Dieting is especially difficult when it works against itself. When your body answers your dieting adaptively, energy needs drop. Metabolic rate, the rate you use up calories to breathe, to pump blood, to process thoughts—to stay alive—may slow because of dieting. How much energy you need to run the body-machine may adapt to your diet such that in time you need less, and because you need less you lose less, if at all. Losing weight gets tougher. When metabolic rate slows, energy is saved; if you want to take off pounds, you want to spend not save energy. After dieting for a while, even just a couple of weeks, the hourly drain on energy likely decreases. It's as if the body says if you feed me less, I'll need less. But there may be something one can do about the less-feed, less-need metabolic trouble: exercise.

What Are the Dos of Exercise?
1. Check with your physician to see if there are reasons for you to restrict or avoid exercise.
2. Precede exercise with a stretching warm-up and end with a stretching cool-down. Failure to do either could mean soreness later; the pride of exercising on Monday could transmute to the agony of rising from bed on Tuesday.

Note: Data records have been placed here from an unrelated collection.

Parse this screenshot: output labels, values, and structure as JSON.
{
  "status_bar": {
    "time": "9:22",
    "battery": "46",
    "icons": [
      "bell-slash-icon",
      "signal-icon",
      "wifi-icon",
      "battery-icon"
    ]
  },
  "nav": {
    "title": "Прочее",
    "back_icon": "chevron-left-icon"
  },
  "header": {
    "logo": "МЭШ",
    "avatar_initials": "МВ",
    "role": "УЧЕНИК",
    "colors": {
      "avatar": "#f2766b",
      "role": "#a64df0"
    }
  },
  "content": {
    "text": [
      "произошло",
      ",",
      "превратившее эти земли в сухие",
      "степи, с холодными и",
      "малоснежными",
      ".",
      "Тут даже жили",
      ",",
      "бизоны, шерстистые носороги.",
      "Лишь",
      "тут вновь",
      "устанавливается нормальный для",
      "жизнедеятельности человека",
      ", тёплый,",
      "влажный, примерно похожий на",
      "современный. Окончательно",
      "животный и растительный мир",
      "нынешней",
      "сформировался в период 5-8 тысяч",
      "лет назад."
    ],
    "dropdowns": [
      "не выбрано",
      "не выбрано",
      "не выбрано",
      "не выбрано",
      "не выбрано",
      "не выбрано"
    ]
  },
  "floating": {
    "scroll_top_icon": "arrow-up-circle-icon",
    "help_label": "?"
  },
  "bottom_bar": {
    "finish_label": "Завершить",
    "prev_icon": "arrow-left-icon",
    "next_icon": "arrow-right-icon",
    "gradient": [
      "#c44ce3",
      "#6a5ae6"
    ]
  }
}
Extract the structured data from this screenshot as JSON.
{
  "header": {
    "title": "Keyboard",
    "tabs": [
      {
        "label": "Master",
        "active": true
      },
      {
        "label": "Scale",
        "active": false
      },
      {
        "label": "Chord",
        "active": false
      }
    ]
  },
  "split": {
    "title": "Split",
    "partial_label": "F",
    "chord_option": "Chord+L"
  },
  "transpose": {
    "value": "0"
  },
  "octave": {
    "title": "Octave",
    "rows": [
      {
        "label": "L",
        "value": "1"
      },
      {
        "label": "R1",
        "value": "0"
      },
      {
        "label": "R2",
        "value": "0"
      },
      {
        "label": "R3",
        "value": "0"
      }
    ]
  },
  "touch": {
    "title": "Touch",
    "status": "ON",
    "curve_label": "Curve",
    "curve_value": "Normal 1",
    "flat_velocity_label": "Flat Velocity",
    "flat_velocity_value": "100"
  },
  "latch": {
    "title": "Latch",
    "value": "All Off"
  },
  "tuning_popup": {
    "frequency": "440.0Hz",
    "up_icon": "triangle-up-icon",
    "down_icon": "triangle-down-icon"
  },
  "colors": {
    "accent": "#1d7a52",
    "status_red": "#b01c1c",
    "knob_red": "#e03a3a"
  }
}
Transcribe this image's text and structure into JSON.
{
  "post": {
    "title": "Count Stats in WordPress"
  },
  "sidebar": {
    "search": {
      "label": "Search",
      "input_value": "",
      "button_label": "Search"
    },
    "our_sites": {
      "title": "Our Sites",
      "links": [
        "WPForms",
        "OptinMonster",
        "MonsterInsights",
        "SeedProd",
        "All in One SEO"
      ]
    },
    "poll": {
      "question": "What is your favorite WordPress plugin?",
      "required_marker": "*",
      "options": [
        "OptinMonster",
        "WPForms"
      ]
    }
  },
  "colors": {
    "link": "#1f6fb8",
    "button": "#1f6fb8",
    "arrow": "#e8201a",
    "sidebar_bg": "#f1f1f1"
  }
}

3. Avoid trying to be Tarzan or Superwoman. The human body is capable of great deeds, when these are built gradually.
4. Avoid trying to be a weekend warrior. You can't overcome six Rip-Van-Winkle days in one heroic bout.
5. Avoid becoming pace-conscious. Running and tennis and squash are fun and exerting. If you include them in your program of exercise, do so because they're fun, not just because they're exerting. Unfortunately, for many the true measure of the exercise is breathlessness. But if exercise, especially for the beginner (and you're still a beginner even though years ago you weren't) is to be enjoyed and integrated into your day, avoid the kind that makes you gasp for air during and after it. Intense exercise isn't your game. Sustained activity is. WORK LESS, GET MORE. Indeed, jogging a mile in six or eight minutes expends the same number of calories as jogging it in twelve minutes does. The six minute miler burns more calories faster than does the twelve minute miler, but runs half as long as the slower fellow. The greater rate of calorie burning lasts six minutes, the lower rate, twelve; time counterbalances speed. To break records, if you're in good shape, jog fast. But if you're like many of your comrades and exercise is a new challenge or a fond memory, focus on duration; increase time at it before pace of it. Don't jog a mile in eight minutes and end up panting, jog two in twenty-four minutes and spend twice the calories.
6. Avoid exercise-problems and walk. For most of us, regularly walking is the best exercise.